France’s Cordouan lighthouse and Vichy waters on UNESCO heritage list
The two celebrated sites were recognised this weekend for their historical and cultural significance
The Cordouan lighthouse (L) and the old pump room in Vichy (R) Pic: Stephane Bidouze / RossHelen / Shutterstock
The famous Cordouan lighthouse and the town of Vichy in France now appear on the UNESCO World Heritage List, in honour of their history and the important role they play in the country’s heritage.
The news was confirmed by UNESCO yesterday (Saturday, July 24).
Culture Minister Roselyn Bachelot welcomed the new listings, and said: “This is a magnificent recognition of these two exceptional locations, which bear witness to the richness and diversity of our heritage.”
Le phare de Cordouan et les grandes villes d'eau d'Europe dont la @VilleDeVichy sont classés au patrimoine mondial de l'@UNESCO.— Roselyne Bachelot (@R_Bachelot) July 24, 2021
Une magnifique reconnaissance pour ces lieux exceptionnels, témoignages de la richesse et de la diversité de notre patrimoine.https://t.co/p4wJSvhIlA pic.twitter.com/aAlDoM1asd
The Cordouan lighthouse is the oldest inhabited lighthouse in France.
The 67-metre high tower is located between the Atlantic Ocean and the Gironde estuary and is seven kilometres away from Verdon-sur-Mer (Gironde) and 10 from Royan (Charente-Maritime). It is built on a platform that reveals itself at low tide, and is only visible from the shoreline during good weather.
It is nicknamed “king of the lighthouses” in honour of its long-standing history and royal connections.
It appeared in the inventory of historic monuments compiled in France in 1862, but dates back as far as 1611. It was planned by King Henri III, built by King Henri IV, and further enhanced by Louis XVI. There is a ‘king’s chamber’ in the tower – but no king ever visited.
There are 301 steps to the top of the tower, and a panoramic chamber with 360-degree views at the top.
It was at the lighthouse that scientist Augustin Fresnel first experimented with his famous lens device in 1823. The device allows the light beam to be “flattened and intensified”, and the system is now used in lighthouses across the world.
As a result of the device, at Cordouan, a simple 250-watt lightbulb can be seen from 39km away.
The process for the building’s listing by UNESCO began in 2016 with support from the state, and a petition signed by more than 13,000 local people.
The tower also underwent a €2million renovation project in 2019.
UNESCO has now dubbed it a “cultural good”. It is the second lighthouse to be listed, after that of the Tower of Hercules near A Coruña, Galicia, Spain.
The town of Vichy was also recognised for the medical and cultural significance of its thermal waters, along with 10 other towns across Europe.
The listing is partly a result of a campaign that began nine years ago, with the town having mounted a campaign to involve local residents and attract economic investment.

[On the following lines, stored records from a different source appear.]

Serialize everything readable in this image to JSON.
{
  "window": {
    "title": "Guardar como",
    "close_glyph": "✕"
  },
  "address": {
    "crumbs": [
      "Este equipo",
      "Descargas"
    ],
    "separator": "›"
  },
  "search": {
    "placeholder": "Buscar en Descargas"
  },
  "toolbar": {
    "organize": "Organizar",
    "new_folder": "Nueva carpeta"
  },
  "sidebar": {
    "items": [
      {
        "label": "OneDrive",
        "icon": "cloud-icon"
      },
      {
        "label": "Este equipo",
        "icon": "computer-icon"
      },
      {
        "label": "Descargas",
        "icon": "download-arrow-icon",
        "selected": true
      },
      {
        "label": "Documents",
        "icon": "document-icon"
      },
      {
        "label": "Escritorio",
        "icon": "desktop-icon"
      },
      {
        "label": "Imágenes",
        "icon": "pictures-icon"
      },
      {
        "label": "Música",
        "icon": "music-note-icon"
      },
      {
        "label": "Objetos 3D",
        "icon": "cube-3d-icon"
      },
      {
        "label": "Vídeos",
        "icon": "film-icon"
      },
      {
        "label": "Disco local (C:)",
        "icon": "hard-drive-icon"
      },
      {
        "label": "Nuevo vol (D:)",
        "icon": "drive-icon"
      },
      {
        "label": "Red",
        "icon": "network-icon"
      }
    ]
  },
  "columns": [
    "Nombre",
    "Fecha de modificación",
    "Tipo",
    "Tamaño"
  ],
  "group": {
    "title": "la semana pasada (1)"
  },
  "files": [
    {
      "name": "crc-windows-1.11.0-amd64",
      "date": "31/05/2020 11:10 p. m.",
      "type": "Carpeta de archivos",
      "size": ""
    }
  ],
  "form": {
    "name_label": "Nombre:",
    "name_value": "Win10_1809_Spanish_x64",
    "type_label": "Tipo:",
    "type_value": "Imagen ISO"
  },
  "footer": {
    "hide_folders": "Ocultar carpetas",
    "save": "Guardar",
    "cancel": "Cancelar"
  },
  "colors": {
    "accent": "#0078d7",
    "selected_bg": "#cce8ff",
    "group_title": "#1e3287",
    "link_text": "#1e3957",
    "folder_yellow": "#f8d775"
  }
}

The town now hopes that its UNESCO listing will enable it to attract more tourists in search of the benefits of thermal waters.
Vichy mayor Frédéric Aguilera hailed it a “historic” decision for the town.

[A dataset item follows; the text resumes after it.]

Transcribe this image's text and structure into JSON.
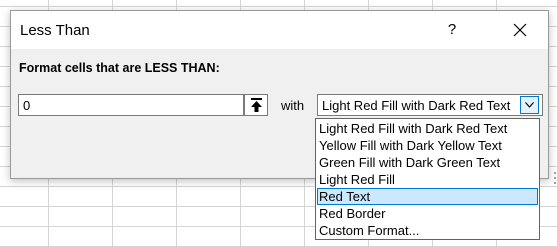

The town will now also start work on renovation work on the Parc des Sources, which is considered the heart of the Vichy thermal area.
The town is set to hold a celebratory party, including concerts and entertainment, from the afternoon and into the evening of July 29.
Vichy was considered on a European list named "The Great Spas of Europe", which also included the thermal spa towns of Baden bei Wien (Austria), Spa (Belgium), Frantiskovy Lazne, Karlovy Vary, Marianské Lazne (Czech Republic), Bad Ems, Bad Kissingen, Baden-Baden (Germany), Montecatini Terme (Italy), and Bath (UK).
BREAKING— UNESCO ️ #Education #Sciences #Culture (@UNESCO) July 24, 2021
New inscription on the @UNESCO #WorldHeritage List: The Great Spas of Europe (#Austria , #Belgium , #Czechia , #France , #Germany , #Italy , #UK ). Congratulations!